En lo que concierne a la solidez de los cimientos de las instituciones, la ventaja de la nación sobre sus alternativas potenciales, como las etnias, o comunidades imaginadas tejidas a partir de diferencias religiosas, lingüísticas, culturales, territoriales o genéricas, se ha reducido considerablemente. Como consecuencia de todo esto, la sociología -en gran medida como la sociedad, por tanto tiempo su objeto- se encontró, aunque por diferentes motivos, ante una paradoja: había perdido su objeto natura/rizado) junto con el cliente que le era propio de manera manifiesta. En el momento en que el Estado abandonó su pretensión de monopolizar la coerción legítima, y la coerción administrada por él perdió su puesto de privilegio entre los muchos tipos de coerción (con grados variables, pero por definición discutibles, de legitimidad) que operan en dos campos de batalla separados pero mutuamente dependientes -como son el ciberespacio y las políticas de vida-, la identificación de la “sociedad” con el Estado-nación perdió buena parte del carácter manifiesto que había presentado en el pasado.

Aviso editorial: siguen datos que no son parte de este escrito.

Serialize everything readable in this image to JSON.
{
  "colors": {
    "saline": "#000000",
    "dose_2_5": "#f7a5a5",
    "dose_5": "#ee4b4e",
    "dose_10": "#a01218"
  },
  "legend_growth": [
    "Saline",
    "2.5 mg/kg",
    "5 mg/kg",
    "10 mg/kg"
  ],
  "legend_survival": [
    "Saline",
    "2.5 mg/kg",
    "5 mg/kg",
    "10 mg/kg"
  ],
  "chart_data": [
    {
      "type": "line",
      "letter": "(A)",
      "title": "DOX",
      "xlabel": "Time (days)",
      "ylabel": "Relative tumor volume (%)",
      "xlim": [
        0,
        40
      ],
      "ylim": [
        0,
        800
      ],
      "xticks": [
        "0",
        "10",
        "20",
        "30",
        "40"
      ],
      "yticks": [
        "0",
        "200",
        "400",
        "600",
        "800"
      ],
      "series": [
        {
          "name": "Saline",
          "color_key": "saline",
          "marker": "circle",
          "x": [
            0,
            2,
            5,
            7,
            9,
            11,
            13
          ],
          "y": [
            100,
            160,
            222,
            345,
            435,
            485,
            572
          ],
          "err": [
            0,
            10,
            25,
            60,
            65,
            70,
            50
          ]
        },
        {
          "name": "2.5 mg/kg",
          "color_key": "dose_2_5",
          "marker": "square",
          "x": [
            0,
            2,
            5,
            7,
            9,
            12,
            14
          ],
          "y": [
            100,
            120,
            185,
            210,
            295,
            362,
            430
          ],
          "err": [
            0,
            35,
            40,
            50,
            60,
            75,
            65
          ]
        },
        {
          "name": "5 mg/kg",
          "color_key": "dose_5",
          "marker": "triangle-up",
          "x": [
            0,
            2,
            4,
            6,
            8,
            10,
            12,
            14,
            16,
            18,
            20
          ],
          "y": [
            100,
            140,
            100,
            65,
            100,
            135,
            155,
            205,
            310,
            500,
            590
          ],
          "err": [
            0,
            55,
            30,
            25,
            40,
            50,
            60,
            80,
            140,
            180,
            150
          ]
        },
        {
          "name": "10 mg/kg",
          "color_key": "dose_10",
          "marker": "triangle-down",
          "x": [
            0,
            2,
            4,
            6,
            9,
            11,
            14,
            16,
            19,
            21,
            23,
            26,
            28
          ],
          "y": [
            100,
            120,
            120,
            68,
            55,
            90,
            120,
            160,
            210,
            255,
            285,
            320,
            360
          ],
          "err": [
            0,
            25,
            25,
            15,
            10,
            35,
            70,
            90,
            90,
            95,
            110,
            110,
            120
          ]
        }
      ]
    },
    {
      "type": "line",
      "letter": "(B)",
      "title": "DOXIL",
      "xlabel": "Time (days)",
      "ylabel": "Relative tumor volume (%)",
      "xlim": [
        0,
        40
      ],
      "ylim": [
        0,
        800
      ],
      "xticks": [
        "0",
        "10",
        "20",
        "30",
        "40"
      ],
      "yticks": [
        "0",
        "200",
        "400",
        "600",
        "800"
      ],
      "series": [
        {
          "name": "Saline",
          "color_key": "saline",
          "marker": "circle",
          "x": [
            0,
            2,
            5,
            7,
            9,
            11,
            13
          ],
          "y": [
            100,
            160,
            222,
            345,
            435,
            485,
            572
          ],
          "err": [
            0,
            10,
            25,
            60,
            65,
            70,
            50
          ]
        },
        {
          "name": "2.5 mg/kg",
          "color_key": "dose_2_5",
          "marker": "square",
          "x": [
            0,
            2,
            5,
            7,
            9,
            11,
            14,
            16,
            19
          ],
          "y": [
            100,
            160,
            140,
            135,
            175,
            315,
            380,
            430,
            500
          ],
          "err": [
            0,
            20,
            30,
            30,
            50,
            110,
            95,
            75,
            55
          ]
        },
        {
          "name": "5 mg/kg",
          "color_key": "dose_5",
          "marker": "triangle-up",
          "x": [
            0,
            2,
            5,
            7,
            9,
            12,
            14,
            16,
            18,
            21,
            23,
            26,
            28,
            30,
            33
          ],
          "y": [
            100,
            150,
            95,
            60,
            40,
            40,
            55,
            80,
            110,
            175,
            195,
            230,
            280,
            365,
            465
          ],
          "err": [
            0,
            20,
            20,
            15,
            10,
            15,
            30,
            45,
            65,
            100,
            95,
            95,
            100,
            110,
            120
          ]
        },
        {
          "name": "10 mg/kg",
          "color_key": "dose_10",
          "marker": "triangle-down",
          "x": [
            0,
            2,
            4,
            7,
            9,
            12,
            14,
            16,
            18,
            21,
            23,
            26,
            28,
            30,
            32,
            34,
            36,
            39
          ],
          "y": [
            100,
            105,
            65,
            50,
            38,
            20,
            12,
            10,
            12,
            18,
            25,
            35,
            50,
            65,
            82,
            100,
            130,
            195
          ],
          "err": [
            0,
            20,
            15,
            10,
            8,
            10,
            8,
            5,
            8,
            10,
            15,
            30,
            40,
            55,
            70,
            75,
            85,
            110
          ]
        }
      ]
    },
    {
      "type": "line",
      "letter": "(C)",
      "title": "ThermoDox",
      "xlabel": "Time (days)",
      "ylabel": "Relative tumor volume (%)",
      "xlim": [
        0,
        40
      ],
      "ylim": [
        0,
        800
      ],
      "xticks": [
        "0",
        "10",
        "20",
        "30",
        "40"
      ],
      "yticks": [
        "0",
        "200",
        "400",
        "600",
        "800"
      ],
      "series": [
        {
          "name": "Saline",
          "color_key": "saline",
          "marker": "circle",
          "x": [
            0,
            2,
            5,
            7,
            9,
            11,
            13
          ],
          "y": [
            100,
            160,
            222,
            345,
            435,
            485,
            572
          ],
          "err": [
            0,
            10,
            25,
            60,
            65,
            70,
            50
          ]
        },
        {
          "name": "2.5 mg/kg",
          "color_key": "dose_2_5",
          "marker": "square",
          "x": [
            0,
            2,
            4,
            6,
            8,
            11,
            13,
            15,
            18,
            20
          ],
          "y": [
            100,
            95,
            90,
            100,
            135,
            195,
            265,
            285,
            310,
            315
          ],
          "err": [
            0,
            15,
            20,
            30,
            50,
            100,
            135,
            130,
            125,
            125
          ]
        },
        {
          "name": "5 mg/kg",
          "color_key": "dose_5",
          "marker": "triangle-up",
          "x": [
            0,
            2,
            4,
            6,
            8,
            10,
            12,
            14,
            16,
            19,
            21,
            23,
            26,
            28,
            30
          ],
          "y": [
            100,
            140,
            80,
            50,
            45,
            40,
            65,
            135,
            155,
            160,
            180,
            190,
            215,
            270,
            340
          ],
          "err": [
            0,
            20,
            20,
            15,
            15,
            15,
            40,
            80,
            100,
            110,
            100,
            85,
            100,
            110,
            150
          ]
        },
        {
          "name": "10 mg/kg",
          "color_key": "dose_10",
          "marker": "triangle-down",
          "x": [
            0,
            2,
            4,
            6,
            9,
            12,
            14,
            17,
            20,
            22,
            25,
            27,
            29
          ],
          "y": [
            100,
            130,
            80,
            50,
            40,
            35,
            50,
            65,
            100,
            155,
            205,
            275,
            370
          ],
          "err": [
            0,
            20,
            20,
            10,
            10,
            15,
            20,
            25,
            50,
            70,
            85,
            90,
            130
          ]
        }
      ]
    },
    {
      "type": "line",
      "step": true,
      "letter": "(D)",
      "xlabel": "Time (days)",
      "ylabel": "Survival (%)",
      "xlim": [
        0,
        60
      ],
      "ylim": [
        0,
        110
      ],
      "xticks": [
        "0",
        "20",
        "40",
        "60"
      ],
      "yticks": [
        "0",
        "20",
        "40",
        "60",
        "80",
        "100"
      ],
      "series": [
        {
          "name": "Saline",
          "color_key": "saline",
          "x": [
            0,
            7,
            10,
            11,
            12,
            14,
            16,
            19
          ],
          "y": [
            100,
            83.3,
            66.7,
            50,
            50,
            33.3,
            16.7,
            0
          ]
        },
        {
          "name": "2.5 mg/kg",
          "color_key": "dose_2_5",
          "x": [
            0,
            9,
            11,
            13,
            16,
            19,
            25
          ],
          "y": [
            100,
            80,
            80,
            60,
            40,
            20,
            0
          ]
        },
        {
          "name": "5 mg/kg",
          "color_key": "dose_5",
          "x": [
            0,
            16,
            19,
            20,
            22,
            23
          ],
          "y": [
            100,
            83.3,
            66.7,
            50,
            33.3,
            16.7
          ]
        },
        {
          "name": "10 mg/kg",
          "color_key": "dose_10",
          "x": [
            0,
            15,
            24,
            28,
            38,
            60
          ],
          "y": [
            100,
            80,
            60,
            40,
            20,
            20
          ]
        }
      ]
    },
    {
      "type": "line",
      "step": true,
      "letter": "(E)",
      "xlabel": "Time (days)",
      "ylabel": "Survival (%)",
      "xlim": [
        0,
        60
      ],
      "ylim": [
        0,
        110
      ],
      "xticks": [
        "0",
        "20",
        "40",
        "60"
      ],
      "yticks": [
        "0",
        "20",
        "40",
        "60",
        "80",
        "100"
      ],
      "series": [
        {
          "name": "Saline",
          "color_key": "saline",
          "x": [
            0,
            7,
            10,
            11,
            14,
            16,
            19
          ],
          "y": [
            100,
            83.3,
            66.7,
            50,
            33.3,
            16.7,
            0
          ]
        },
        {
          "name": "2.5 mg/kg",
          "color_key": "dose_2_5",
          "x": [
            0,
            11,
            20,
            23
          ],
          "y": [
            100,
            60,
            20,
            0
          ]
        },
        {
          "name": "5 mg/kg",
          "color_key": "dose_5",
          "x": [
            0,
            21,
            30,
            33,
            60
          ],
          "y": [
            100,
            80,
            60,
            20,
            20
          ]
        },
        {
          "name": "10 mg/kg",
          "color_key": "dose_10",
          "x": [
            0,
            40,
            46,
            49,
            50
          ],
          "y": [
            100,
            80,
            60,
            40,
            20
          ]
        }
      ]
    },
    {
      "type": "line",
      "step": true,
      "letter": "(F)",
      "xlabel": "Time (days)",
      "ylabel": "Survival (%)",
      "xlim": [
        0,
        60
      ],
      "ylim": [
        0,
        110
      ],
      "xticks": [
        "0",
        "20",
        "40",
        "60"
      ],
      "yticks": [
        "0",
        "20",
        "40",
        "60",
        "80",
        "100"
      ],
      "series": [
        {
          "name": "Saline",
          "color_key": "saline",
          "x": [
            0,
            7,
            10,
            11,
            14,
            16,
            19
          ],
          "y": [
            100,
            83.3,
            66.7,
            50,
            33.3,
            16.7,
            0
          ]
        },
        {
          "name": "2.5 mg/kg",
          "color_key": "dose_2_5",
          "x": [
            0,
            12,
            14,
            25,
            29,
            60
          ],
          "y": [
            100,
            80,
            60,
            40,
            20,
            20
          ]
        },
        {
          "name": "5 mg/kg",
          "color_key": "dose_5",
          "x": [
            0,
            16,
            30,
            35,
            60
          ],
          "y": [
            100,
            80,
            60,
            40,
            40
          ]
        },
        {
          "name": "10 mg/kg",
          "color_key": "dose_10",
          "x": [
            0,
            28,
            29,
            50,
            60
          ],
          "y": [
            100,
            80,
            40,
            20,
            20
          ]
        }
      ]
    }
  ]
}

Lo mismo ocurrió, de hecho, con la identificación de la “sociedad” con cualquier tipo de conjunto o grupo de “estructuras” complejo aunque coherente. Hoy en día, se requiere de un gran esfuerzo de imaginación para pensar una “realidad social” administrada y conducida por agencias corpóreas, de existencia tangible, o bien por sus réplicas fantasmales, como los “síndromes de valor” o el “ethos de la cultura”. El trazado de los límites de las “totalidades” autosuficientes y auto generadas que permitiría postular la existencia de esas estructuras desafía hoy la imaginación.
El mundo está agotado.
Cualquier similitud con la conocida expresión “localidades agotadas” es puramente fortuita, una ficción que la sintaxis insinúa. Cuando uno ve un letrero como ése en la taquilla de un cine o un teatro, sabe inmediatamente que ya no queda espacio disponible, aquí, en este edificio, y esta noche; y que debe cambiar sus planes para la velada. Estas “localidades agotadas” son, sin embargo, sólo un pequeño espacio entre muchos otros. Y en el momento en el que lee el cartel, uno está parado fuera de esa misma localidad agotada. Hay otros edificios a los que uno puede ir; y si uno insiste en ingresar en esa “localidad”, es de hecho probable que en otro momento pueda hacerlo.
Sin embargo, esto no resulta así en un “mundo agotado”, por la simple razón de que il n’y apashors du monde… [no hay un afuera del mundo], no hay un “afuera”, ni una vía de escape, ni sitio para refugiarse, ni espacio para aislarse y ocultarse. No hay ningún lugar en el que pueda afirmarse con un mínimo de certeza que uno se encuentra chez soi [en su casa], que es libre de vivir a su manera y perseguir sus propias metas, y de no prestar atención al resto de las cosas a causa de su irrelevancia. La era que comenzó con la construcción de la Muralla China y la de Adriano, y que terminó con el Muro de Berlín, está definitivamente cerrada. En este espacio planetario global ya no se puede trazar un límite tras el cual pueda uno sentirse verdadera y absolutamente a salvo. Y esto es definitivo: vale para hoy tanto como para cualquier futuro que podamos imaginarnos. Cada sitio concebible que uno ocupe en un momento dado, o el que pueda ocupar en otro, está indefectiblemente dentro del mundo, y destinado a permanecer en su interior para siempre, se entienda por esto último lo que se entienda. En este mundo agotado, somos todos residentes permanentes, sin otro sitio adonde ir.